We also say we are hardworking (81 percent) and respect those who lead productive lives. We are also very religious (64 percent), which may be the hardest thing for those in the media to understand. Sixty percent agreed, “A person cannot be truly fulfilled without a spiritual aspect to their lives.” Many feel quite strongly about the importance of religion, with 48 percent saying a “return to more traditional principles” would improve things “a lot” in America, and 45 percent wanting a “greater role for religion in American society.” I think the Bush’s campaign’s astute understanding of the importance of religion in many Americans lives cannot be underestimated.

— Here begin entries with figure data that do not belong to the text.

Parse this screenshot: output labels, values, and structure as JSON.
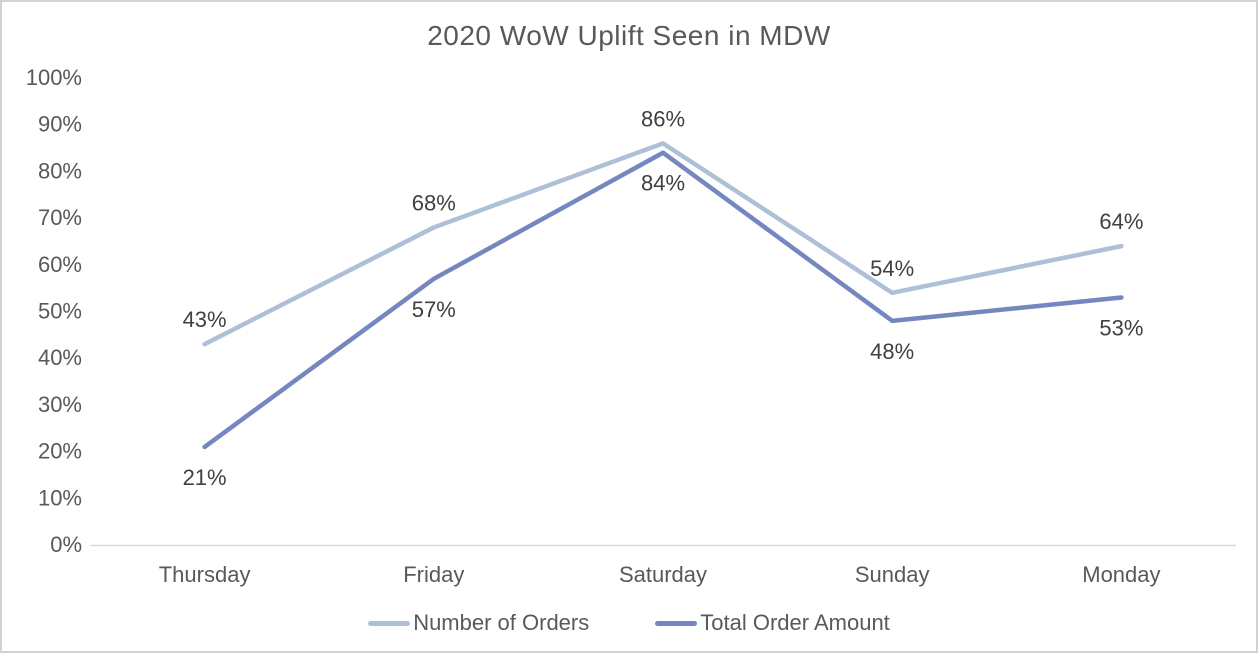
{
  "chart_data": {
    "type": "line",
    "title": "2020 WoW Uplift Seen in MDW",
    "categories": [
      "Thursday",
      "Friday",
      "Saturday",
      "Sunday",
      "Monday"
    ],
    "series": [
      {
        "name": "Number of Orders",
        "color": "#aec0d7",
        "values": [
          43,
          68,
          86,
          54,
          64
        ],
        "data_labels": [
          "43%",
          "68%",
          "86%",
          "54%",
          "64%"
        ],
        "label_position": "above"
      },
      {
        "name": "Total Order Amount",
        "color": "#7487bf",
        "values": [
          21,
          57,
          84,
          48,
          53
        ],
        "data_labels": [
          "21%",
          "57%",
          "84%",
          "48%",
          "53%"
        ],
        "label_position": "below"
      }
    ],
    "y_axis": {
      "min": 0,
      "max": 100,
      "step": 10,
      "tick_labels": [
        "0%",
        "10%",
        "20%",
        "30%",
        "40%",
        "50%",
        "60%",
        "70%",
        "80%",
        "90%",
        "100%"
      ]
    },
    "x_axis": {
      "line_color": "#d9d9d9"
    },
    "grid": false,
    "legend_position": "bottom",
    "colors": {
      "title_text": "#595959",
      "axis_text": "#595959",
      "data_label_text": "#404040",
      "frame_border": "#d2d2d2",
      "background": "#ffffff"
    }
  }
}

We are very family-centered, too, with 72 percent agreeing that “once you have a child your own needs come second.” In the last days of the election, commentators began discounting the Security Moms. But they are there, especially when 86 percent of women describe themselves as family focused and concerned about their children’s welfare.

I know we will be hearing analysis of why and how the president pulled it off for months to come. I think the DYG Scan shows he did so well because he connected with voters on a very basic level, especially those voters in the red states. They felt he both understood and shared their values.

A couple other interesting DYG findings: Americans accept diversity of lifestyles (59 percent) and believe America is better off when cooperating with other countries (74 percent). During the last campaign, George Bush told us that he was a “compassionate conservative.” I think he truly is and so are most Americans. Now he has the mandate during the next four years to express that attitude through his policies and actions, and by doing so, he will be truly reflecting most Americans.

One final election note: An e-mail I received from a friend in Arizona early Wednesday morning: “Thank you, God. Thank you. Now all we have to worry about is Hillary in four years!”

Maybe not with that electoral-college map–and our shared values.

Myrna Blyth, former long-time editor of Ladies Home Journal and founding editor of More, is author of Spin Sisters: How the Women of the Media Sell Unhappiness–and Liberalism–to the Women of America. Blyth is also an NRO contributor.